Australia's Prime Minister Kevin Rudd and Foreign Affairs Minister Senator Bob Carr have gone underground since Carr announced on 8 August at the Lakemba Mosque in Sydney that Rudd personally as well as the Labor Party had adopted as policy that Jews had no right to legally live in the West Bank.
I've been to Ramallah, I've spoken to the Palestinian leadership, and we support their aspirations to have a Palestinian state in the context of a Middle East of peace. And that means respect for the right of Israel to exist. But we want that Palestinian state to exist, in the context of a peace in the Middle East, and that's why we say, unequivocally, all settlements on Palestinian land are illegal under international law and should cease. That is the position, of Kevin Rudd, the position of the Federal Labor Government, and we don't make apologies for it.
Attempts to elicit whether Rudd personally and the Labor Party had adopted this policy prior to Carr's announcement have ended in total confusion.
Labor's candidate for the seat of Stirling Dan Caddy, received no answers from Carr when he asked those pertinent questions.

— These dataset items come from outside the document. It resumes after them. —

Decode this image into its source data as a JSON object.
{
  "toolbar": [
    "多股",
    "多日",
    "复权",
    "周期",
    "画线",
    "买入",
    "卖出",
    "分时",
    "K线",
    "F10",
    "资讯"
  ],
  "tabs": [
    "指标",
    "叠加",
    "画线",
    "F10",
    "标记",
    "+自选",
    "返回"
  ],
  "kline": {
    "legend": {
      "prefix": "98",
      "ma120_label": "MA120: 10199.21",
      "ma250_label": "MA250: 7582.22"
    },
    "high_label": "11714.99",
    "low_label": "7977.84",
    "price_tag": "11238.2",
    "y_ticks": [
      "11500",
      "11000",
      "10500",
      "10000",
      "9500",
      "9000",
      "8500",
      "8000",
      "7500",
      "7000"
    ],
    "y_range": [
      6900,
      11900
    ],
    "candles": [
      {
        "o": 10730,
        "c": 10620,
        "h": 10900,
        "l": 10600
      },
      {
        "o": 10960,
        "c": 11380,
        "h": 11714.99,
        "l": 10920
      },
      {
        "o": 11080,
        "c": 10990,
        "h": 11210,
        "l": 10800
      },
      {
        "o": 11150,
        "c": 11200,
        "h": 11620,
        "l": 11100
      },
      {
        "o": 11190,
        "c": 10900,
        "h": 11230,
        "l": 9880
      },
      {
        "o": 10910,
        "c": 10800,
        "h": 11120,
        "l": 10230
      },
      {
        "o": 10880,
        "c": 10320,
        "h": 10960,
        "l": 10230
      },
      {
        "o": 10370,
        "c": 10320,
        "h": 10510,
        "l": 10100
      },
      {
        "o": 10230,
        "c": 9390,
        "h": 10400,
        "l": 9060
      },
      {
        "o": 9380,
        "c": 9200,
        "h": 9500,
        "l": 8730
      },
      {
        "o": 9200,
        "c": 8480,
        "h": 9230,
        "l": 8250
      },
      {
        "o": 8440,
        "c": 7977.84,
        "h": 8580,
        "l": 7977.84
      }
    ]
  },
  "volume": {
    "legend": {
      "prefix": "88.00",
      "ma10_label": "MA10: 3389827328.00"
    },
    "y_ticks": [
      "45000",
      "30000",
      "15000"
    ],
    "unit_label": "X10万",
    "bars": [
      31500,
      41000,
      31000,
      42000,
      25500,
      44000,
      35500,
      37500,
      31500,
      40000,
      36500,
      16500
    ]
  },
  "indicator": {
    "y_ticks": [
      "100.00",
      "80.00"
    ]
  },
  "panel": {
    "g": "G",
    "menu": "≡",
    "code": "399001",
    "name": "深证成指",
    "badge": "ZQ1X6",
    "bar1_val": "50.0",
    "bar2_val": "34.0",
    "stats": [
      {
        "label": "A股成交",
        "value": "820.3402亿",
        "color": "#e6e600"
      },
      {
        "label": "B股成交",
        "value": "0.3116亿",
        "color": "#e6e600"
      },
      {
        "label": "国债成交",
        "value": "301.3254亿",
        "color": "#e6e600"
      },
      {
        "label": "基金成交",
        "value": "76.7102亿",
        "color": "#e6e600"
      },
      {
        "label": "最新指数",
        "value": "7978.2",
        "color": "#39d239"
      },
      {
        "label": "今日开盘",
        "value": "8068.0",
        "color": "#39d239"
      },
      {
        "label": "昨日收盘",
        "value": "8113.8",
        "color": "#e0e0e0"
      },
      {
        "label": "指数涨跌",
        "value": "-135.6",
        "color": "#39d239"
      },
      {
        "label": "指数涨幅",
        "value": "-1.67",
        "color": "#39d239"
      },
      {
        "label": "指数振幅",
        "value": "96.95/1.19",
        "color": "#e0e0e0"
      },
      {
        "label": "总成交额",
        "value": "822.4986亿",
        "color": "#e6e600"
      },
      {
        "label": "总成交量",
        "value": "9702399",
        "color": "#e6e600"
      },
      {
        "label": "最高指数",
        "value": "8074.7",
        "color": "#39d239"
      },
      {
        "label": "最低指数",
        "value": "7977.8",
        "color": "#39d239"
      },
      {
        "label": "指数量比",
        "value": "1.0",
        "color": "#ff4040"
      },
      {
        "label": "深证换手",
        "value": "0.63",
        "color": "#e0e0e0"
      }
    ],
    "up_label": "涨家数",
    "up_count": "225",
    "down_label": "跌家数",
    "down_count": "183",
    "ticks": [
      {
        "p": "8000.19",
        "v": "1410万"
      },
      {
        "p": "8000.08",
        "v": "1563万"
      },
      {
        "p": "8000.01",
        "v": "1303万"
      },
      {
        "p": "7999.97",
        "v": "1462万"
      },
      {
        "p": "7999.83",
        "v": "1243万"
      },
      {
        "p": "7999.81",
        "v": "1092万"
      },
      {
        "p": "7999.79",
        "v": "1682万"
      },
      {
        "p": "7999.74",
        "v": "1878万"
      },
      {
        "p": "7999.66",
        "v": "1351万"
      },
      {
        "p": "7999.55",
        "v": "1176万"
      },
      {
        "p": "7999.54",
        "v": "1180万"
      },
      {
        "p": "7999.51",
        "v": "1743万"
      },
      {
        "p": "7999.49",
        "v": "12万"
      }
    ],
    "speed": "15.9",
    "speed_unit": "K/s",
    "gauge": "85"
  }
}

An embarrassed Caddy wrote to the constituent seeking such information:
I have received advice from our (Foreign) Minister's office which I have included below. I appreciate that it does not specifically address the questions you have posed, but I hope it clearly articulates what the position is.
Caddy's response was however seriously undermined when sitting Labor Member for Melbourne Ports Michael Danby, spoke out a few days later:
There's a narrow view in the Department of Foreign Affairs, in their legal section, that the settlements are illegal. It's not the view of the government as I understand it.
He [Carr] has accepted their [the legal department's] view. The Prime Minister hasn't accepted that view as far as I understand it.
I disagree with the Foreign Minister's interpretation of this. I was disappointed; of course I was disappointed.
Rudd could clear up this apparent confusion very easily by issuing a one sentence press release affirming or denying that the Lakemba Mosque Declaration represents his personal view and Labor Party policy.
However Rudd has remained silent in the face of angry protests lodged by peak Jewish organisations and the Opposition spokesperson on Foreign Affairs - Julie Bishop.
One can only conclude in the face of such Prime Ministerial silence that Carr's Lakemba Mosque Declaration was shoddy policy made on the run with the knowledge and acquiescence of the Prime Minister in an attempt to secure the votes of the Moslem community in the elections to be held on 7 September.
The Moslem vote for the Labor Party is by no means assured following another hastily cobbled together policy announced by Rudd in July regarding asylum seekers - making it clear newcomers would no longer be re-settled in Australia under any circumstances - but would be transferred to Papua New Guinea for processing and re-settlement.